Heather Ferguson, executive director of Common Cause New Mexico, a group that supports expanded mail-in voting, also lamented the change, saying county clerks should have the ability to make decisions based on the needs of their local voters.

Five states already mail a ballot – not a ballot application – to all voters, though the states vary in how much in-person voting they also offer, according to the National Conference of State Legislatures.

But mail-in voting has faced resistance in New Mexico, as the state Supreme Court in April rejected a petition from 27 county clerks to allow the primary election to be conducted largely by mail.

As part of its ruling, the Supreme Court ordered election officials throughout New Mexico to mail absentee applications to every eligible voter before the election.

New Mexico ended up having a historic turnout for the primary election, as more than 417,000 voters – or about 42% of those eligible to vote – cast ballots, according to unofficial results.

Nearly 267,000 of those who voted did so via absentee ballot, after Toulouse Oliver and other top state officials urged eligible voters to use the option in order to reduce person-to-person contact.

Under the bill approved Thursday after being amended, county clerks could still decide to send out absentee ballot applications in advance of the Nov. 3 general election or just leave it up to voters to decide a voting method.

Sen.
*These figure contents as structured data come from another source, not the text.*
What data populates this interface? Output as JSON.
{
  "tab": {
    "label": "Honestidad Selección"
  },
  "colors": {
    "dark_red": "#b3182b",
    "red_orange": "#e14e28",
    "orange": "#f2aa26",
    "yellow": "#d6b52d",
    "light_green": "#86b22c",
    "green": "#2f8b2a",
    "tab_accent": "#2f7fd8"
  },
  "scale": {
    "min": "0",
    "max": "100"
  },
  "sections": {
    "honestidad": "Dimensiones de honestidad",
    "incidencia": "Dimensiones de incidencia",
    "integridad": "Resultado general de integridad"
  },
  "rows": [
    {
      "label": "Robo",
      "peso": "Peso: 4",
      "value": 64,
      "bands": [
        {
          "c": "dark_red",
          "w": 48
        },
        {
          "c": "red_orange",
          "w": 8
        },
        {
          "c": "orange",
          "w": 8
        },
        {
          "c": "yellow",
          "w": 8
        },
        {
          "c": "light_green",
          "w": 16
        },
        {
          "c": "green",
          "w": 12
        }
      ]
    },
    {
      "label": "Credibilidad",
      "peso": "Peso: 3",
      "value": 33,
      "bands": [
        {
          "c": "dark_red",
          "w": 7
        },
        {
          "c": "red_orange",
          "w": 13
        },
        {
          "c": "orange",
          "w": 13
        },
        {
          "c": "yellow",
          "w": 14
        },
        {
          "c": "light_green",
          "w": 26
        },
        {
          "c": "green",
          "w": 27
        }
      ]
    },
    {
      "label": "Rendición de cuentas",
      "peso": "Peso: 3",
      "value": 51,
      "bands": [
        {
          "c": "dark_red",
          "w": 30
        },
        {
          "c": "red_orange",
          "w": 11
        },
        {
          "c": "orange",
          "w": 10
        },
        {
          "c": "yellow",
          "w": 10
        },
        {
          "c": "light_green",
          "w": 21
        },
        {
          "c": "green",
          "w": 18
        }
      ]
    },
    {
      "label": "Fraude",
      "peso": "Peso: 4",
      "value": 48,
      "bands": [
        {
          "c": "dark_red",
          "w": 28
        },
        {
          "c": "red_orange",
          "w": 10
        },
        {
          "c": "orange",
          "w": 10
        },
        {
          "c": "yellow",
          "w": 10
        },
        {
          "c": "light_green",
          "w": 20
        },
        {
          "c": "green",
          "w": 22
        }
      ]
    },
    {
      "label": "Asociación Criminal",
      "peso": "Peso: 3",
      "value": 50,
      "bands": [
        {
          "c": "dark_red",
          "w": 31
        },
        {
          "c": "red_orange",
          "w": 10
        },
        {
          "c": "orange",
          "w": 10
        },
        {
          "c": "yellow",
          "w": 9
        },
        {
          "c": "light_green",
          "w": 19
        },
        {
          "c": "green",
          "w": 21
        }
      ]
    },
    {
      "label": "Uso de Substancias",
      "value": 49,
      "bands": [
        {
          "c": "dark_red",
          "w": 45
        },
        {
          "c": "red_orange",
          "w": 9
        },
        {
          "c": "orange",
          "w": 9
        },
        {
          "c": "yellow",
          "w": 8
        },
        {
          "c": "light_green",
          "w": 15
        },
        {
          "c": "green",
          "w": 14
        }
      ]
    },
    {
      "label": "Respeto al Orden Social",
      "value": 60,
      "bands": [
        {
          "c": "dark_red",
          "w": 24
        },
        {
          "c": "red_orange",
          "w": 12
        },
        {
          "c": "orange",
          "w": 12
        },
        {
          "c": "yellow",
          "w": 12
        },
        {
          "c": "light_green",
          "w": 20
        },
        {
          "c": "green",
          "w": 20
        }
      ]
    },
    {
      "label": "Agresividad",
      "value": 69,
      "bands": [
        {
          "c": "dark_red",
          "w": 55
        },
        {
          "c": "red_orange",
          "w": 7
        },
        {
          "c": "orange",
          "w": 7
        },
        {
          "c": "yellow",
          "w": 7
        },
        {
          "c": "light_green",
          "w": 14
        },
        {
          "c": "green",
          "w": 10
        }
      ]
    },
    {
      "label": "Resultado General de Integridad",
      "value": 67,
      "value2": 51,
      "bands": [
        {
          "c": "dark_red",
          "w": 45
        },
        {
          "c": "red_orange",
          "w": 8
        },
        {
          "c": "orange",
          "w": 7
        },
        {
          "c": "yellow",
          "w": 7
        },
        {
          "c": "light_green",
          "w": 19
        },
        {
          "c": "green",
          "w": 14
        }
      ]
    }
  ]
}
Daniel Ivey-Soto, D-Albuquerque, the lead sponsor of the bill, said he was disappointed by the amendment but said the bill still contains positive elements.

That includes allowing absentee ballot applications to be sent out earlier than currently allowed and requiring a bar code system be used on envelopes of mail-in ballots in order to track them.

“This enhances security and it does not disenfranchise anybody,” Ivey-Soto said.

However, the bill would not extend the current deadline for absentee ballots to be received.

Under current law, ballots must be received by the time polls close on Election Day in order to be counted.